June 10, Sunday -- Tim went out on Sunday to spend the afternoon working on the brightwork. Beautiful weekend both Saturday and Sunday, and probably should have gone out there and spent the weekend. Was a bit worried about how she fared after the gusting winds of Wednesday and Thursday, but she appeared to be in good shape. Mostly worked on the starbord cockpit interior wall and the cabin door frame, taking them down to bare wood as best I could and then treating them with two coats of 50/50 boat varnish. I should make a trip out there sometime this week and do a bit more. Came home sunburned, tired, with sore fingers, but happy to have spent some time out there feeling the rock of the boat, smelling the diesel fumes and listening to the 'wind chimes' of the snapping halyards on the masts. The boat 4 slips to the south left when I was just getting there, and had engine trouble and had to be hauled out onto the lake (it looked as if they had a few boat guests aboard who I overheard mentioning "um... how are we going to get back in the slip?" to which the captain replied "we'll figure that out later"). Later in the afternoon they returned (again towed by a motorboat), and I and a few other neighboring sailors helped them back into their slip. Talked to Captain Jim next door for a while, mostly about the weather, and how he likes to point out our boat to students as one of the rare 'Chris Craft' sailboats. Should've brought the camera today, so I could take some photos of my progress. Next time for sure. I'm not sure, but I think I left the lid of the 'power plug' open when I left. Another reason to get back soon.

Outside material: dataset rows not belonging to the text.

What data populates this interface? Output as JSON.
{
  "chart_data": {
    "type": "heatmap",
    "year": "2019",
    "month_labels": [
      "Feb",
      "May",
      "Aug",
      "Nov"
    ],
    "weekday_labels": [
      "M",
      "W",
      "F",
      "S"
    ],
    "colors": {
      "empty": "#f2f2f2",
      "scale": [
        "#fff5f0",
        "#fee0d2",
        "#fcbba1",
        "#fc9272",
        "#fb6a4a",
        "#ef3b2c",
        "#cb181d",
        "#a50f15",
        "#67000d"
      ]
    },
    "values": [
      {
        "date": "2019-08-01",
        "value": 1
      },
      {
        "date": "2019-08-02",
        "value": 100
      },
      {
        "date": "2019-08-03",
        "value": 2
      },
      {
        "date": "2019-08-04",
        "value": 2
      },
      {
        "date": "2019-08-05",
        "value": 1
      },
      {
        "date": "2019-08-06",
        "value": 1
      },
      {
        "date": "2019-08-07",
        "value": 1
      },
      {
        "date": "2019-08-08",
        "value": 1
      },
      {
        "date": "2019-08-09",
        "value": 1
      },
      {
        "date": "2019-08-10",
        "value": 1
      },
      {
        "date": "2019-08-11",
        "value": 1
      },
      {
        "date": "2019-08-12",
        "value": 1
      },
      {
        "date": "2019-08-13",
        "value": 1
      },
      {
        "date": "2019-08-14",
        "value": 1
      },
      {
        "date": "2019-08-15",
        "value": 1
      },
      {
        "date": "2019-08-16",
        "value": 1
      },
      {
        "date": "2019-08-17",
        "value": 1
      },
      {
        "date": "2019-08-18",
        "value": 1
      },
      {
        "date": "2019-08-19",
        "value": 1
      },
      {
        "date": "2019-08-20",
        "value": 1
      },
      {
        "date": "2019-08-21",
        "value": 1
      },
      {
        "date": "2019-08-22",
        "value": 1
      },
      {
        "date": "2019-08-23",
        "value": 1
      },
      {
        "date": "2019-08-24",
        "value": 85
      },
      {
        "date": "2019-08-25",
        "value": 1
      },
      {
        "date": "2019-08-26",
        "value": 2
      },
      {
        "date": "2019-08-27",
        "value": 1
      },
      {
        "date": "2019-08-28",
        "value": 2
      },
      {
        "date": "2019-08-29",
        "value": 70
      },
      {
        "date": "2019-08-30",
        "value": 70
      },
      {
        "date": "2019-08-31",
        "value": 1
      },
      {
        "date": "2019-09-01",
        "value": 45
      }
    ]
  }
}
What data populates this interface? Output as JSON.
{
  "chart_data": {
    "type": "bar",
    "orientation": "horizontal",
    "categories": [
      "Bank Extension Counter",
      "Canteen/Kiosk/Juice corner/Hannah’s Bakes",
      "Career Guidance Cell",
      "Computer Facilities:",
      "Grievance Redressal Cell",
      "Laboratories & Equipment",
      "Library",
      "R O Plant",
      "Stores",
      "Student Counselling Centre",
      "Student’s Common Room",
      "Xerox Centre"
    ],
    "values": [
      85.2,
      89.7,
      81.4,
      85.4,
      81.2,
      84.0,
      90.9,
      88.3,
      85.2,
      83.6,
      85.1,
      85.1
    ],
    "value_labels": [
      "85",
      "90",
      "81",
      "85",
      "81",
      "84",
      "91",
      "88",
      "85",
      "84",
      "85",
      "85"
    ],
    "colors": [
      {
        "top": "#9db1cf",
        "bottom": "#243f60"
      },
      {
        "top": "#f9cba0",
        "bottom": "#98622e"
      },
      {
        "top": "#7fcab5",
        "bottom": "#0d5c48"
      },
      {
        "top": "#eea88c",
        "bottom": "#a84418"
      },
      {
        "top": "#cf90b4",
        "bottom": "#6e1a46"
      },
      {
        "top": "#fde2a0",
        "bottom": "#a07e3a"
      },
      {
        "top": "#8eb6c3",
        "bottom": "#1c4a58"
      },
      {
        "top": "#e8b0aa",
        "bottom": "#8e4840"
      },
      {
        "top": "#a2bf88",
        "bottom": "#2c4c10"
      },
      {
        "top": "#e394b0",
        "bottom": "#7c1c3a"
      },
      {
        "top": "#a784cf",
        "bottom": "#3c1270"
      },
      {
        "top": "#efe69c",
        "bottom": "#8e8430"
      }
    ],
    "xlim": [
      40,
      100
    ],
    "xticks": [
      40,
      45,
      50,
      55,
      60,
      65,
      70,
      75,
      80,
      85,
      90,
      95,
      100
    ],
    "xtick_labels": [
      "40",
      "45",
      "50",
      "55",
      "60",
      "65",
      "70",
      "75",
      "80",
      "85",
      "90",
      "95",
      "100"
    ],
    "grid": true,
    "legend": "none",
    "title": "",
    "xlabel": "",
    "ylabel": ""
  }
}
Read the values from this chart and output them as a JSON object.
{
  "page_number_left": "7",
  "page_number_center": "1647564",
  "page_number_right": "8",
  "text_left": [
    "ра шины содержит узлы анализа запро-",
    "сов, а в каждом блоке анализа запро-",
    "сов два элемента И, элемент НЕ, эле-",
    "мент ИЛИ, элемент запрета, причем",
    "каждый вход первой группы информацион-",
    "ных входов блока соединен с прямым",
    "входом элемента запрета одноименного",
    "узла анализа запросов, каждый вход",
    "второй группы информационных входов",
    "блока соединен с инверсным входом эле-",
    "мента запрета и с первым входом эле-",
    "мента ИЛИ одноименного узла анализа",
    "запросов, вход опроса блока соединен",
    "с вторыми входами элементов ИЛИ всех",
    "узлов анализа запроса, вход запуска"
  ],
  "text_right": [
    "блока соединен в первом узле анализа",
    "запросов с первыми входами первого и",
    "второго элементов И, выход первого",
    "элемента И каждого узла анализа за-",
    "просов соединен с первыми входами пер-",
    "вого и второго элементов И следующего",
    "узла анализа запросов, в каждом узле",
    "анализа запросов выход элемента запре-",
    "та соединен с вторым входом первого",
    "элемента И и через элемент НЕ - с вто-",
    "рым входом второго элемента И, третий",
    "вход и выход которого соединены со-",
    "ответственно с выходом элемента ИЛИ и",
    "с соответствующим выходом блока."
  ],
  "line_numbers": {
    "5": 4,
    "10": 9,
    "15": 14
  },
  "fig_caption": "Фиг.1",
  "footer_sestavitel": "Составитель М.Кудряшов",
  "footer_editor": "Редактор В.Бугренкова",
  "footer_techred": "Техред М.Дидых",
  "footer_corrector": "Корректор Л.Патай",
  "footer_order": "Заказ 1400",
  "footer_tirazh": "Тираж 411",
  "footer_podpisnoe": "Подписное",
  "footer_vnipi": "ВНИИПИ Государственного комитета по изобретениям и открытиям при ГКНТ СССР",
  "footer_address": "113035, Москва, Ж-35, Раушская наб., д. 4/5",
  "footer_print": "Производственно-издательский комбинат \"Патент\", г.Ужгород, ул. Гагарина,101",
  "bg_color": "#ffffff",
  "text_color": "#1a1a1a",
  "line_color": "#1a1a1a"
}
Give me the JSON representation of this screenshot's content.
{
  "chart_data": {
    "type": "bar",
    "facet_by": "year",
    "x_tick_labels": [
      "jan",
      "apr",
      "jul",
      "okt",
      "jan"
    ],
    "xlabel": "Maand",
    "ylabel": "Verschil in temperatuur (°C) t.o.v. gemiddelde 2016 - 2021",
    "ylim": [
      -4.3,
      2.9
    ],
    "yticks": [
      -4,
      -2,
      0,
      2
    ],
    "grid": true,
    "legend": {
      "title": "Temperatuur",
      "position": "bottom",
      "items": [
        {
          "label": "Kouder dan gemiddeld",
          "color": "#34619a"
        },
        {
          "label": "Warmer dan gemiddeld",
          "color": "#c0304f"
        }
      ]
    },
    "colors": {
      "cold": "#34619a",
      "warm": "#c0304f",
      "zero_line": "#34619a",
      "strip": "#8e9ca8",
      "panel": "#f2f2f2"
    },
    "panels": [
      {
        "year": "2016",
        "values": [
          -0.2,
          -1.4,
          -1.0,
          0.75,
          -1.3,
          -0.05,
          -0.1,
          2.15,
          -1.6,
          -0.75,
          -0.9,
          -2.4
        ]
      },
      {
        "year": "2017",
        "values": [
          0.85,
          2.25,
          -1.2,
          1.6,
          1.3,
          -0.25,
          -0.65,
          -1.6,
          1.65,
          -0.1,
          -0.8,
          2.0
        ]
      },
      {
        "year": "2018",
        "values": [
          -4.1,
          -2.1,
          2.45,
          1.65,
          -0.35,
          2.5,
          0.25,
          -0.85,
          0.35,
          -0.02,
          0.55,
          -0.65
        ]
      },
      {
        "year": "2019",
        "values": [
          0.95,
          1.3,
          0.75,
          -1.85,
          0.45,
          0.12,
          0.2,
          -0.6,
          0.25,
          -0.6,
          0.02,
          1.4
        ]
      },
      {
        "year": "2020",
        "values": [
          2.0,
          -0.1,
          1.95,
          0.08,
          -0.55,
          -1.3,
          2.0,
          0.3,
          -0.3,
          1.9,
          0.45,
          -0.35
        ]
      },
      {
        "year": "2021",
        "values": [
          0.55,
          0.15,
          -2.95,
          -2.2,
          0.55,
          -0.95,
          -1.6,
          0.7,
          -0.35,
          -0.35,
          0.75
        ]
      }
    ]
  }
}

June 14, Thursday -- Came back later in the week to do some additional work on the boat. Scraped and sanded the two decorative rails along the cabin top, the remainder of the hatchway framing, the back side of the traveller support and touched up some of the port side rails, then gave each of them a couple coats of 50/50 turp/varnish mixture. Need to go back and give them a few coats each of 100% varnish, and continue working on revamping the side rails. I also purchased a can of white latex paint and gave the cowl vents a fresh coat of paint, and WOW what a difference that made, they look fantastic! Would be nice to clean up the interior of the boat and give the inside a fresh coat of paint. Also thinking of taking home some of the interior woodwork over the next winter to refinish, especially the stairs. Talked a while with Jim next door about this'n'that, about private tutoring on your own boat, about the spinnaker (which his advice seems to be "just keep in the bag, its not worth the grief"), and about wooden boats (there is a nice salty looking wooden boat that just got launched that day with a family crawling all over her). Stayed from about 2-6, got a lot done, fixed the side rail with the stainless screws I purchased at Lowes, gave the deck a thorough washing, and pretty much just puttered around all day. Thinking maybe I could talk the crew into taking her out on Friday if schedules permit. This upcoming weekend is once again, booked solid.